James Webb reveals clouds on one of the hot planets of Jupiter
 James Webb reveals clouds on one of the hot planets of Jupiter 1974
The James Webb Space Telescope has provided evidence of clouds on an exoplanet that was once thought to have a perfectly clear sky.
Hot Jupiters are a class of gas giant exoplanets that are physically similar to Jupiter but have very short orbital periods due to their close proximity to their stars and high surface atmospheric temperatures, making their unofficial name "hot Jupiters".
Returning to the news, NASA released, as part of the first set of scientific data obtained from the James Webb Space Telescope, the transmission spectrum of WASP-96b, an exoplanet located 1,150 light-years away.
Exoplanet hot Jupiter WASP-96b is a gas giant orbiting near its star.
WASP stands for wide-angle planet search, and this method has used arrays of robotic cameras in the Canary Islands and South Africa; To discover nearly 200 exoplanets so far.
 
The transmission spectrum reveals particles in the planet's atmosphere as it passes or moves in front of its star from our perspective.
When starlight is filtered through a planet's atmosphere, molecules within the atmosphere absorb specific wavelengths of starlight; Which effectively prevents those wavelengths from reaching us.
This results in dark absorption lines, which are a type of molecular fingerprint that describes the chemical makeup of the atmosphere.
In the first batch of Webb telescope images, the spectrum is inverted so that it more easily shows where the most light has been blocked.
On this occasion, NASA officials said, in a statement, that while observing in red visible and infrared light, the James Webb Telescope detected the signature of water absorption in the atmosphere of WASP-96b, as well as evidence of clouds and a hazy sky; Clouds can mask some of the spectral signals of the molecules radiating beneath them.
 Although, in 2018, Chile's Very Large Telescope detected such a strong signal of sodium in the atmosphere that astronomers concluded that WASP-96b had no clouds at all.

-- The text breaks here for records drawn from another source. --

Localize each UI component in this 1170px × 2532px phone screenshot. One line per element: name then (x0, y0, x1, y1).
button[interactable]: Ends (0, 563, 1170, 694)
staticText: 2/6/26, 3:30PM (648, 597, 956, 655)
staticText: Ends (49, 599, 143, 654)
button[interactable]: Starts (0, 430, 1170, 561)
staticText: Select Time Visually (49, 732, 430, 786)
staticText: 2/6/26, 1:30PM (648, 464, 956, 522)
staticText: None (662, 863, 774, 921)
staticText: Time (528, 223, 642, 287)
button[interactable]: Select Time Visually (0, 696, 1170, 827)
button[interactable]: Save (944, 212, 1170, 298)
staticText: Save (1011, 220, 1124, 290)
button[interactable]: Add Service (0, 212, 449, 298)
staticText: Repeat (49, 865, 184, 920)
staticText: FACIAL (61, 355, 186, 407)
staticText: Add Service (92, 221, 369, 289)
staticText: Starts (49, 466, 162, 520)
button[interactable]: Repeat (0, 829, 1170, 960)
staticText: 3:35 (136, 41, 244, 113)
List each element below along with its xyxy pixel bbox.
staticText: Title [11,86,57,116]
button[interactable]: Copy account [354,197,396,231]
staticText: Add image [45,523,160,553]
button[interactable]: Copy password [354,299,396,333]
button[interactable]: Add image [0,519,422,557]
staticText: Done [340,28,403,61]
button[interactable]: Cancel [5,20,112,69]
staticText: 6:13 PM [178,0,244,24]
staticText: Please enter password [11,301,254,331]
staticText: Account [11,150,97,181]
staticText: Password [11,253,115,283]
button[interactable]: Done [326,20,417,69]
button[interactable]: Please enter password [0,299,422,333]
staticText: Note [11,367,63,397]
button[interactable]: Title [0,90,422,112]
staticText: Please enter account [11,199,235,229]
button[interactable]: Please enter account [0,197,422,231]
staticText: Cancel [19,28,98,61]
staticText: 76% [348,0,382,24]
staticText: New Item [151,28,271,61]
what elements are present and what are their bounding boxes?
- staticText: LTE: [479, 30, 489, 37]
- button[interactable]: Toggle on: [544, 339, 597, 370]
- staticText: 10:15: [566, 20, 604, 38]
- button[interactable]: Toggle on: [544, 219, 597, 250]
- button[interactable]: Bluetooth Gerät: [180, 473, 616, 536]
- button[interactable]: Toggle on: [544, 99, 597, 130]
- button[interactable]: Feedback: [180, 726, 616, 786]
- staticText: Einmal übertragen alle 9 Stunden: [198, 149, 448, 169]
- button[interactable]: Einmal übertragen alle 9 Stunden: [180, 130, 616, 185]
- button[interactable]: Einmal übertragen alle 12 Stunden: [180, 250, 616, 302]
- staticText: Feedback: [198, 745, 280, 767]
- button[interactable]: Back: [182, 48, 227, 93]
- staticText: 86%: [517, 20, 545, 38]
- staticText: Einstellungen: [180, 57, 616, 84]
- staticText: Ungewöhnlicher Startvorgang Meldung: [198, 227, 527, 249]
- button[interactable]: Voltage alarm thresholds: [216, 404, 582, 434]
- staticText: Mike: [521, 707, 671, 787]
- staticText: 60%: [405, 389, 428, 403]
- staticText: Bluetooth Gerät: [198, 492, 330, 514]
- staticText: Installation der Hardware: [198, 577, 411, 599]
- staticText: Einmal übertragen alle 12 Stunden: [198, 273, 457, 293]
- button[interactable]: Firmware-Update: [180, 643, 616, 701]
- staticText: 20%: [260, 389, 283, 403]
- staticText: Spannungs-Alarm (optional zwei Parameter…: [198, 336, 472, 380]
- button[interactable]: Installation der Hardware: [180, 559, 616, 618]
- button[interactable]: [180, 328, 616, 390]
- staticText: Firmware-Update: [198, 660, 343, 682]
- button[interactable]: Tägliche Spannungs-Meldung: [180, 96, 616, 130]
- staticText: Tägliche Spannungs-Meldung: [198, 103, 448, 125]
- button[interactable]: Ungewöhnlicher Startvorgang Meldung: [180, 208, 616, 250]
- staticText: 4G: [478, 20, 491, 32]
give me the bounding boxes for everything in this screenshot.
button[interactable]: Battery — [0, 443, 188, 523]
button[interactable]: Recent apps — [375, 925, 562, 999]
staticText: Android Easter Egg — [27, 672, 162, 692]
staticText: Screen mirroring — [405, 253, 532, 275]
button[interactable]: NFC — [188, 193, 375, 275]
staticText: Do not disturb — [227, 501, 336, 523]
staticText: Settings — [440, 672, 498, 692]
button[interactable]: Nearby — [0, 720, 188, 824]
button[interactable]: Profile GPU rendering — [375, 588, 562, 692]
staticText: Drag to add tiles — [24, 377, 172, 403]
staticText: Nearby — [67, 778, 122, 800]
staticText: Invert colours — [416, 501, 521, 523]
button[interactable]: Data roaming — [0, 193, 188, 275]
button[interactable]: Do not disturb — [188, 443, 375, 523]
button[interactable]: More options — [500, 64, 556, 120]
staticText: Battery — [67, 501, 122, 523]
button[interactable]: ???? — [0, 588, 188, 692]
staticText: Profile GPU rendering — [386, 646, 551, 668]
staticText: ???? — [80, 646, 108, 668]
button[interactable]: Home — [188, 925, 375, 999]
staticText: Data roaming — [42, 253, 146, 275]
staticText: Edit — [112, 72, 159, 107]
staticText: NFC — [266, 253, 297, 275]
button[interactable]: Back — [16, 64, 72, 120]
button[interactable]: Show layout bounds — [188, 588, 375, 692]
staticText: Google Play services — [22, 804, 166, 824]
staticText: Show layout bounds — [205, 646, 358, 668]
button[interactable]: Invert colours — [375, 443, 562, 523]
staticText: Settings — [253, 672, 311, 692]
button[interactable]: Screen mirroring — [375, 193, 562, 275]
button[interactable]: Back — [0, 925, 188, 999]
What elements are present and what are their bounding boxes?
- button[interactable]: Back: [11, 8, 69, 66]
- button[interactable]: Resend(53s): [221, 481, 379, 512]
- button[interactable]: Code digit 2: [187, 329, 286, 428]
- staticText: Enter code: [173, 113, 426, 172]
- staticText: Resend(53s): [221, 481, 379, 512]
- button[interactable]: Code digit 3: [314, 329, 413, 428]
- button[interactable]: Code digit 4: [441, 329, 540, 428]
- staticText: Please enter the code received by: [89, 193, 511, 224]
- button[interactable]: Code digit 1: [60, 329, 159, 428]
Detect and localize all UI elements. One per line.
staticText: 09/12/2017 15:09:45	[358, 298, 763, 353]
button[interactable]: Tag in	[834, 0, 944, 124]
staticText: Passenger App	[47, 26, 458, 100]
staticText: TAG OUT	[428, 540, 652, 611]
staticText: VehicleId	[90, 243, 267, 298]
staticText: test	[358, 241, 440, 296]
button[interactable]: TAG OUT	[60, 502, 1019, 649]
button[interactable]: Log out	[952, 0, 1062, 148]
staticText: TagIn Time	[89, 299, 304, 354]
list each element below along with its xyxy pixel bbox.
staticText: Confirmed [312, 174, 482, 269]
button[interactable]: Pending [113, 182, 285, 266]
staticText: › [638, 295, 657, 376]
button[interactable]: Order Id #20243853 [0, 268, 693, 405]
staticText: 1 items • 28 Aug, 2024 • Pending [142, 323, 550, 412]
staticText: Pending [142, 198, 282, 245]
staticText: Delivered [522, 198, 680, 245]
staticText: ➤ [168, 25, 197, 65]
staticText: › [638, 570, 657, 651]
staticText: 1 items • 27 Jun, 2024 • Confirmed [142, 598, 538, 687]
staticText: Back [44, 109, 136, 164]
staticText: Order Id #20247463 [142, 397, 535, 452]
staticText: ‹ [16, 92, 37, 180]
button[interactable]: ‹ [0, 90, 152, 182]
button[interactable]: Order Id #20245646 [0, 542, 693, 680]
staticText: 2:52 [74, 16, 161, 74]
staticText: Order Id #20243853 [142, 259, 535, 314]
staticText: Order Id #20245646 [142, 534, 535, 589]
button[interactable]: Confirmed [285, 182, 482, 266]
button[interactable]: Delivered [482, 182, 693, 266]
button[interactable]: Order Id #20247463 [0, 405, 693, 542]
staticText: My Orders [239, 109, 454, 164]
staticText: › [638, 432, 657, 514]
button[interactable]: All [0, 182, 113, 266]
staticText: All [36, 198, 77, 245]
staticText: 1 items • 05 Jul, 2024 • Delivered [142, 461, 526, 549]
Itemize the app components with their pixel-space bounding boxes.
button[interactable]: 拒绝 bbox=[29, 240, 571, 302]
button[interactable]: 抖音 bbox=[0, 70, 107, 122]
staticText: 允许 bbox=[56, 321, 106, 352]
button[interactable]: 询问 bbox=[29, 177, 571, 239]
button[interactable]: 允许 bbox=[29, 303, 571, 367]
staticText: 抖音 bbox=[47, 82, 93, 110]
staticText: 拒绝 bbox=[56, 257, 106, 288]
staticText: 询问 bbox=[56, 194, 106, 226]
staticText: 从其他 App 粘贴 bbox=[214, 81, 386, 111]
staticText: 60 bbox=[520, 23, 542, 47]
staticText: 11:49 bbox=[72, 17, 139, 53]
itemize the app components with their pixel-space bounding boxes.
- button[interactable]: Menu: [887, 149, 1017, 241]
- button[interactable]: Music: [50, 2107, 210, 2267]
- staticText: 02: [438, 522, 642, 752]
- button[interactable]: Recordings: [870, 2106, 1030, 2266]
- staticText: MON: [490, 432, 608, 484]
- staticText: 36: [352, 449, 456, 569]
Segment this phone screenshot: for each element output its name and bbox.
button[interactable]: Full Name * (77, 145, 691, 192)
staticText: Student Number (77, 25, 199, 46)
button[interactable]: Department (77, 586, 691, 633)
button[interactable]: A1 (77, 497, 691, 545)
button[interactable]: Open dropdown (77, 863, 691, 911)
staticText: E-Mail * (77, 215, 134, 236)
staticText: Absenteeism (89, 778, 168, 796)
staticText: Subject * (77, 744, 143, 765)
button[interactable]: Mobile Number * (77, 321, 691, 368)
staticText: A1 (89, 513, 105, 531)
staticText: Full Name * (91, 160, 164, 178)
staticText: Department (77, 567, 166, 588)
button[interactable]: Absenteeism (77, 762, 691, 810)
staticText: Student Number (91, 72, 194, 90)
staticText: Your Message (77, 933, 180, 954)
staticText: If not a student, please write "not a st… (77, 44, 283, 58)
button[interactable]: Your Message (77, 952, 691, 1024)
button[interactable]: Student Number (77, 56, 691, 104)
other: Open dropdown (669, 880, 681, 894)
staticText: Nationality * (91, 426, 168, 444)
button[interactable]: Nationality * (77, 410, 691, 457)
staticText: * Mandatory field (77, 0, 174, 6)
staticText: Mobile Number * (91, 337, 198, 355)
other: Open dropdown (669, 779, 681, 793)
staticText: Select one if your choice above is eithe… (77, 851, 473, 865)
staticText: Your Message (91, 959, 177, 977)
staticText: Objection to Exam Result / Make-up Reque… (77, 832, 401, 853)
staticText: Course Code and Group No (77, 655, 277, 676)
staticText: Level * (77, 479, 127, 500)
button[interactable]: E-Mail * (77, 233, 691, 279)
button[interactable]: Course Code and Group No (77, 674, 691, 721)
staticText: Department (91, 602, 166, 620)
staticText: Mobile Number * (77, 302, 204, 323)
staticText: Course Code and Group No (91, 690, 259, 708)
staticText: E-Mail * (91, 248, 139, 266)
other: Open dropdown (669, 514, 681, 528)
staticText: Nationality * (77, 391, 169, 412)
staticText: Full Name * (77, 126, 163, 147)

This finding has been supported ever since; Through recent observations made by the Magellan Badi Telescope at the Las Campanas Observatory in Chile.
The contradictory results have left astronomers re-analyzing both the James Webb Telescope's observations and previous optical observations; To better understand the behavior of WASP-96b's atmosphere and the relationship between its molecular composition and cloud levels.
Although we may not know for sure if there are clouds on WASP-96b, we do know that there is no life as we know it on this planet.
 
WASP-96b is a puffy gas giant that orbits so close to its star that it takes only 3.4 Earth days to complete one orbit, and is heated to more than 1,800 degrees Fahrenheit (1,000 degrees Celsius). This heat causes the planet's atmosphere to swell.
It should be noted that this is not the first detection of water in the atmosphere of an exoplanet; In 2013, the Hubble Space Telescope revealed the presence of water on exoplanets.